Puisi Pilihan dari Panduan Sehari-hari Kaum Introver dan Mager karya Lucia Priandarini. Di antara beberapa buku puisi karya anak bangsa yang pernah saya baca, buku satu ini paling menarik hati saya.
Ada sekitar 100 puisi di dalamnya yang mencerminkan potret kehidupan yang relevan dengan jaman sekarang, termasuk Indonesia di masa pandemi Corona.
Puisi-puisinya sederhana namun cerdas menyentil kita yang terkadang “lupa”. Simak beberapa puisi pilihannya di bawah ini.
Judul Buku : Panduan (“Jarak Sosial” di Tempat Kerja) Sehari-hari Kaum Introver dan Mager – Kumpulan Puisi
Penulis : Lucia Priandarini
Penerbit : PT Gramedia Pustaka Utama
Cetakan Pertama : Januari 2021
Tebal : 107 halaman
Daftar Isi
10. Ada Pasar di Kepalanya
Ada Pasar di Kepalanya
Poem by Lucia Priandarini
Di kepalanya selalu ada pasar-pasar
Meriah, meski yang datang itu-itu saja.
Di pasar pagi
ia sarapan di warung nasi rames bumbu cemas,
makan siang ayam geprek sepedas hujatan ibunya.
Di pasar malam
ada lapak tukar tambah janji palsu
jasa sepuh kesendirian,
kedai mimpi yang biar tetap jadi mimpi,
tukang pangkas harapan,
daur ulang masa lalu,
renovasi kepercayaan diri semu,
tukang tambal cinta yang tak terbalas.
Di kepalanya selalu ada pasar
Di sana ia terus membeli semuanya,
diskon bergantian, obral seribu tiga.
Ia terus membeli dan tidak juga merasa cukup.
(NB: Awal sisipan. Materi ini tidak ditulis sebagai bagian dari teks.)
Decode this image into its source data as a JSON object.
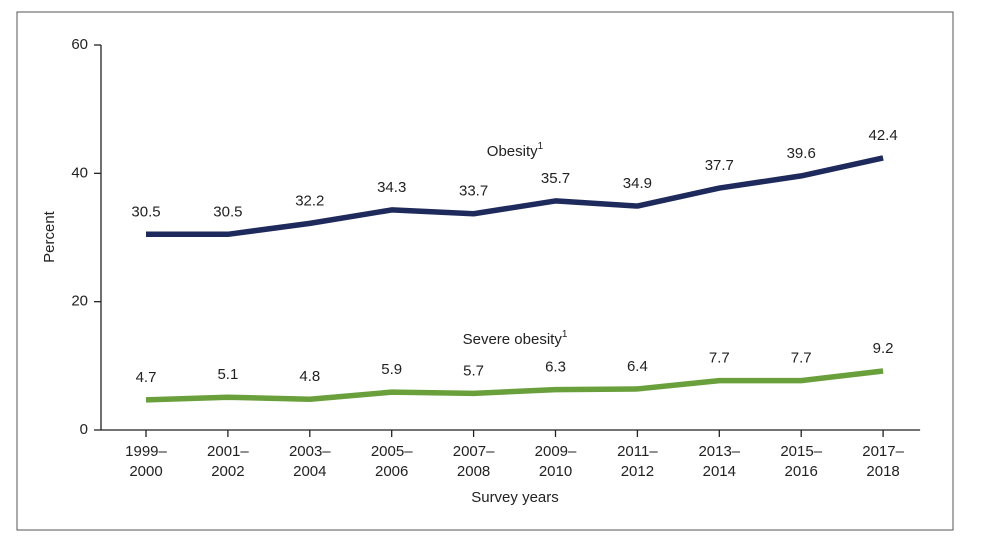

Yang menarik dari puisi Ada Pasar di Kepalanya
Jutaan pikiran hinggap menyinggahi otak kita setiap harinya. Pernahkah kita mengingat apakah yang kita pikirkan selalu berpola sama? Pola yang kita dapatkan dari kebiasaan yang kita bangun setiap harinya.
Kecemasan yang ditulis di dalam puisi mungkin saja akibat kurangnya persiapan di malam harinya. Hey, coba saja kita lihat apa yang dikerjakan di malam hari?
Di malam hari, pikirannya disibukan dengan mengumbar gombal dan berharap kekosongan hatinya bisa terisi oleh itu. Si pikiran sibuk mengerjakan sesuatu yang tidak nyata, ketimbang mewujudkan impiannya. Sibuk memberi makan ego, daripada mencoba memilih pikirannya.
Sibuk melakukan hal yang sama namun kurang bermanfaat, seperti misal berbelanja di market place dengan tujuan kamu bisa menjadi apa yang kamu bayangkan (namun pada kenyataannya enggak gitu) – dengan kata lain mengisi “kekosongan” dalam dirimu.
Itulah ego, semakin dia diberi makan, semakin dia lapar.
Seandainya dia bisa menerapkan Positive Mental Attitude, mungkin tidak selalu melulu hal negatif yang sama yang muncul di kepalanya.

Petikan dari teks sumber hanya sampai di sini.